The UES Gobo has a weekend brunch menu where you can get two courses for $20. Choices on the day I visited included root vegetable crepes, breakfast burritos stuffed with hummus,  frittata made with mushrooms, and sandwiches. The dinner menu is divided into quick bites, small and large plates, and salads and soups, as well as a small section describing some of the specialized ingredients used. The lunch and dinner menus are largely Asian-inspired, with some detours into pastas and casseroles. True to the Asian influence, there are bubble teas as well as smoothies and juices.

For lunch, I had the grilled soy cutlet sandwich with cashew puree spread on seven grain bread, served with white bean soup and a mesclun salad.

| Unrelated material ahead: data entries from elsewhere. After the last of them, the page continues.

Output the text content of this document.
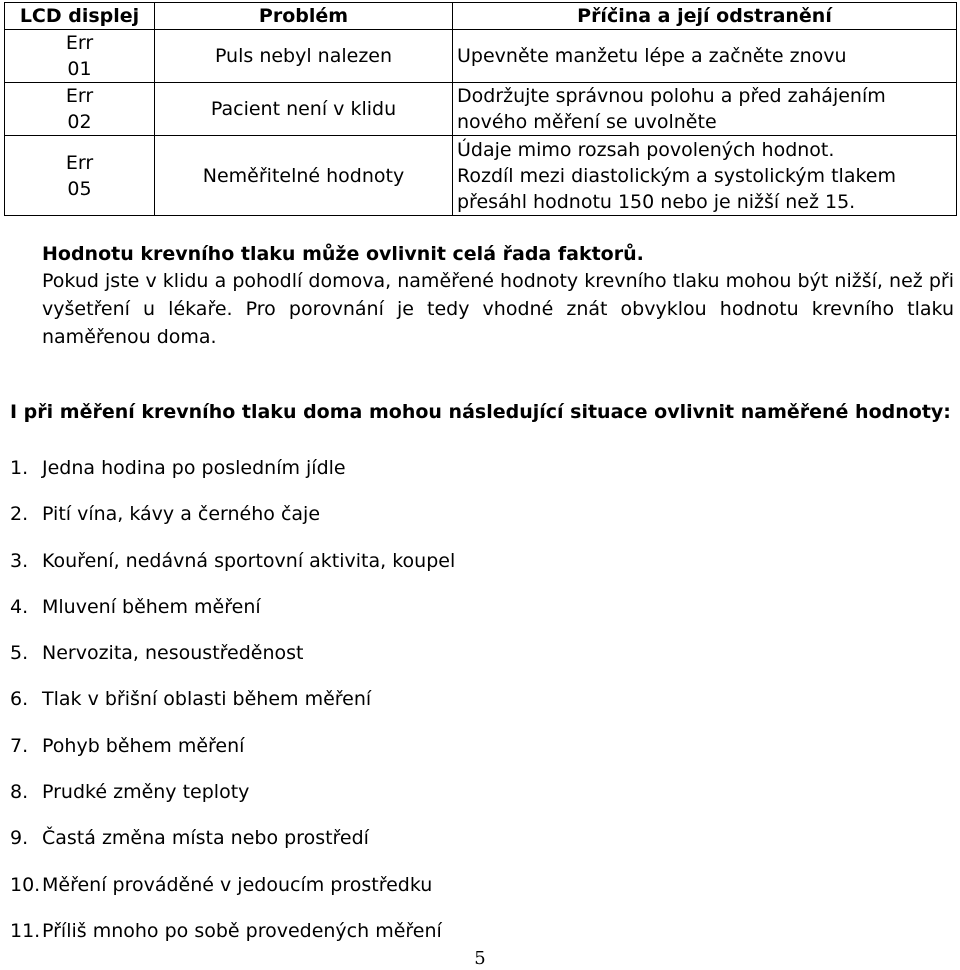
LCD displej	Problém	Příčina a její odstranění

Err
01	Puls nebyl nalezen	Upevněte manžetu lépe a začněte znovu

Err
02	Pacient není v klidu	Dodržujte správnou polohu a před zahájením
nového měření se uvolněte

Err
05	Neměřitelné hodnoty	Údaje mimo rozsah povolených hodnot.
Rozdíl mezi diastolickým a systolickým tlakem
přesáhl hodnotu 150 nebo je nižší než 15.
Hodnotu krevního tlaku může ovlivnit celá řada faktorů.
Pokud jste v klidu a pohodlí domova, naměřené hodnoty krevního tlaku mohou být nižší, než při vyšetření u lékaře. Pro porovnání je tedy vhodné znát obvyklou hodnotu krevního tlaku naměřenou doma.
I při měření krevního tlaku doma mohou následující situace ovlivnit naměřené hodnoty:
1. Jedna hodina po posledním jídle
2. Pití vína, kávy a černého čaje
3. Kouření, nedávná sportovní aktivita, koupel
4. Mluvení během měření
5. Nervozita, nesoustředěnost
6. Tlak v břišní oblasti během měření
7. Pohyb během měření
8. Prudké změny teploty
9. Častá změna místa nebo prostředí
10. Měření prováděné v jedoucím prostředku
11. Příliš mnoho po sobě provedených měření
5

The sandwich was a little dry but the soy cutlet and sundried tomato gave it a satisfying, chewy texture. I would have preferred a sharper flavor and would have preferred mustard to the cashew spread, but it was a delicious sandwich overall. The soup had great herb flavor — overall, a lot of good food for $15, including tip.

I had the soy protein and cashew spinach rolls with jade mushrooms when I visited the West Village Gobo for dinner. It was a huge plate of food:

The pan-fried rolls, topped with a mustard sauce, were flavorful and delicious. I could eat a plate of those. But instead I had a giant mound of mashed potato, which didn’t really do much to set off the rolls. The accompanying vegetables and tofu were good but not distinctly flavored.

Overall, it was a fine plate of food that made creative use of soy protein – love those rolls! I’m sure the risotto and casseroles at Gobo are fine. But the Asian options seem more inventive and are totally worth checking out.